5 things to watch this weekend – 18 to 20 March

Doomed desires, complicated attractions and the return of the erotic thriller – what are you watching this weekend?

18 March 2022

By Sam Wigley

Paris, 13th District (2021)

Where’s it on? Cinemas nationwide

Coming back in off the range after his unexpected western The Sisters Brothers (2018), Jacques Audiard’s latest finds him playing on home turf again, spinning a chain of happenstance and romance out of the lives of four highly-sexed and interconnected young adults living in a high-rise block in Paris’s 13th arrondissement. The stories are derived from the 2015 book Killing and Dying by comic-book artist Adrian Tomine, transplanted from the US and shot in gleaming black and white. 

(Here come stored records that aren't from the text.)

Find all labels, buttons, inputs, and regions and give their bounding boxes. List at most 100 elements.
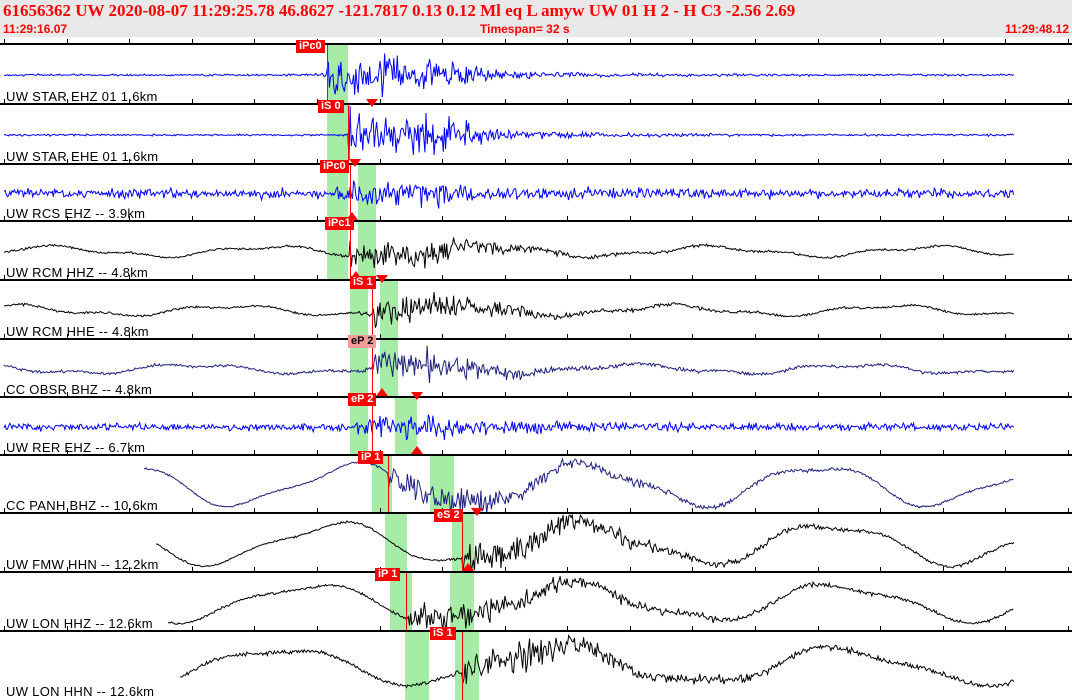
trace-row[interactable]: [0, 632, 1072, 700]
axis-tick: [442, 334, 443, 343]
axis-tick: [692, 334, 693, 343]
axis-tick: [692, 275, 693, 284]
phase-pick-line[interactable]: [462, 514, 463, 573]
time-header-line: 11:29:16.07 Timespan= 32 s 11:29:48.12: [0, 21, 1072, 37]
axis-tick: [818, 159, 819, 168]
phase-pick-label[interactable]: iS 1: [430, 627, 456, 640]
axis-tick: [67, 392, 68, 401]
axis-tick: [380, 99, 381, 108]
axis-tick: [692, 626, 693, 635]
axis-tick: [317, 334, 318, 343]
axis-tick: [943, 450, 944, 459]
axis-tick: [630, 450, 631, 459]
channel-label: UW STAR EHZ 01 1.6km: [6, 89, 158, 104]
axis-tick: [880, 159, 881, 168]
trace-row[interactable]: [0, 398, 1072, 456]
phase-pick-line[interactable]: [327, 45, 328, 105]
phase-pick-label[interactable]: iPc0: [296, 40, 325, 53]
row-divider: [0, 512, 1072, 514]
pick-window-highlight: [405, 632, 429, 700]
window-end-time: 11:29:48.12: [1004, 22, 1069, 36]
axis-tick: [380, 159, 381, 168]
phase-pick-label[interactable]: eS 2: [434, 509, 463, 522]
phase-pick-label[interactable]: iS 0: [318, 100, 344, 113]
trace-row[interactable]: [0, 45, 1072, 105]
axis-tick: [317, 567, 318, 576]
waveform-trace: [143, 457, 1014, 514]
axis-tick: [380, 39, 381, 48]
axis-tick: [129, 508, 130, 517]
phase-pick-line[interactable]: [406, 573, 407, 632]
axis-tick: [630, 567, 631, 576]
axis-tick: [1068, 216, 1069, 225]
axis-tick: [880, 450, 881, 459]
axis-tick: [67, 334, 68, 343]
axis-tick: [818, 99, 819, 108]
axis-tick: [880, 216, 881, 225]
axis-tick: [192, 159, 193, 168]
pick-marker-down-icon: [471, 508, 483, 516]
pick-marker-down-icon: [411, 392, 423, 400]
axis-tick: [442, 39, 443, 48]
phase-pick-line[interactable]: [372, 281, 373, 340]
trace-row[interactable]: [0, 165, 1072, 222]
phase-pick-label[interactable]: eP 2: [348, 335, 377, 348]
axis-tick: [1068, 334, 1069, 343]
axis-tick: [567, 334, 568, 343]
axis-tick: [67, 39, 68, 48]
phase-pick-line[interactable]: [462, 632, 463, 700]
phase-pick-label[interactable]: iPc1: [325, 217, 354, 230]
axis-tick: [67, 216, 68, 225]
axis-tick: [192, 392, 193, 401]
axis-tick: [818, 216, 819, 225]
axis-tick: [1068, 508, 1069, 517]
phase-pick-line[interactable]: [388, 456, 389, 514]
trace-row[interactable]: [0, 222, 1072, 281]
waveform-trace: [3, 105, 1015, 160]
trace-row[interactable]: [0, 514, 1072, 573]
pick-marker-down-icon: [349, 159, 361, 167]
phase-pick-line[interactable]: [372, 398, 373, 456]
axis-tick: [380, 216, 381, 225]
axis-tick: [192, 450, 193, 459]
channel-label: UW RCM HHE -- 4.8km: [6, 324, 149, 339]
pick-window-highlight: [385, 514, 407, 573]
row-divider: [0, 454, 1072, 456]
phase-pick-line[interactable]: [350, 165, 351, 222]
channel-label: UW STAR EHE 01 1.6km: [6, 149, 159, 164]
axis-tick: [880, 392, 881, 401]
row-divider: [0, 396, 1072, 398]
trace-row[interactable]: [0, 340, 1072, 398]
phase-pick-line[interactable]: [348, 105, 349, 165]
trace-row[interactable]: [0, 281, 1072, 340]
row-divider: [0, 163, 1072, 165]
axis-tick: [567, 99, 568, 108]
row-divider: [0, 338, 1072, 340]
axis-tick: [567, 39, 568, 48]
axis-tick: [630, 626, 631, 635]
axis-tick: [192, 508, 193, 517]
phase-pick-line[interactable]: [350, 222, 351, 281]
trace-row[interactable]: [0, 456, 1072, 514]
axis-tick: [67, 508, 68, 517]
axis-tick: [818, 334, 819, 343]
trace-row[interactable]: [0, 105, 1072, 165]
phase-pick-line[interactable]: [372, 340, 373, 398]
phase-pick-label[interactable]: iS 1: [350, 276, 376, 289]
waveform-trace: [3, 292, 1014, 328]
trace-panel[interactable]: UW STAR EHZ 01 1.6km UW STAR EHE 01 1.6km…: [0, 37, 1072, 700]
axis-tick: [129, 275, 130, 284]
phase-pick-label[interactable]: iP 1: [375, 568, 401, 581]
axis-tick: [129, 159, 130, 168]
phase-pick-label[interactable]: iP 1: [358, 451, 384, 464]
axis-tick: [442, 567, 443, 576]
pick-marker-up-icon: [462, 563, 474, 571]
row-divider: [0, 571, 1072, 573]
axis-tick: [880, 626, 881, 635]
phase-pick-label[interactable]: eP 2: [348, 393, 377, 406]
trace-row[interactable]: [0, 573, 1072, 632]
phase-pick-label[interactable]: iPc0: [320, 160, 349, 173]
event-summary-text: 61656362 UW 2020-08-07 11:29:25.78 46.86…: [3, 1, 796, 20]
axis-tick: [1068, 450, 1069, 459]
axis-tick: [567, 392, 568, 401]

Boulevard! A Hollywood Story (2021)

A little-known bit of Hollywood lore gets ready for its close-up in this latest documentary from Jeffrey Schwarz, who’s previously brought us docs on the likes of Divine, William Castle and Tab Hunter. Long before Andrew Lloyd Webber put songs to Sunset Boulevard, it seems Norma Desmond herself, Gloria Swanson, had conceived of mounting Billy Wilder’s classic film as a Broadway show. Schwarz’s film absorbingly tells the project’s fateful story, which sees Swanson falling unrequitedly in love with Richard Stapley, a young, British, secretly gay heart-throb actor who she hires to help write the songs.

Deep Water (2022)

Where’s it on? Prime Video

A full 20 years after his previous film, 2002’s infidelity drama Unfaithful, Fatal Attraction director Adrian Lyne has made an unexpected return to our screens with this irresistible throwback to the heyday of the erotic thriller. Going direct to Prime Video, it pitches Ben Affleck and Ana de Armas as a stinking-rich married couple in Louisiana whose adulterous games take a deadly turn. Its playful self-awareness notwithstanding, Deep Water is the kind of humid potboiler Hollywood used to churn out by the dozen. Not any more though, so you’re advised to pounce on it.

Pale Flower (1964)

Where’s it on? Blu-ray

Pale Flower (1964)

Out of prison and returning to his old card-playing haunts, a yakuza falls for a beautiful gambling addict in this smoky underworld classic of the Japanese New Wave. It’s a nocturnal piece; a gem cut out of hard-edged black-and-white cinematography and with a score by avant-garde composer Toru Takemitsu. It established the reputation of director Masahiro Shinoda, who later made the original Silence (1971), as remade by Scorsese. His other films are mainly unavailable in the UK, so this smart new Criterion Blu-ray is to be cherished.

Notorious (1946)

Where’s it on? Talking Pictures TV, Sunday, 7pm

Notorious (1946)

This immaculate 1940s thriller from Alfred Hitchcock is perhaps a little overshadowed by his later masterpieces, but it’s as rich as any of them. Ingrid Bergman plays the daughter of a traitor who agrees to make amends by wooing one of her father’s old associates – a Nazi war criminal hiding out in Brazil – on behalf of the American government. Cary Grant is the US agent who falls for her even as he sends her into certain danger, while Claude Rains is no less besotted as the avuncular villain. Together they form a tortured triangle in a spy thriller knee-deep in human perversity but with no shortage of suspense along the way.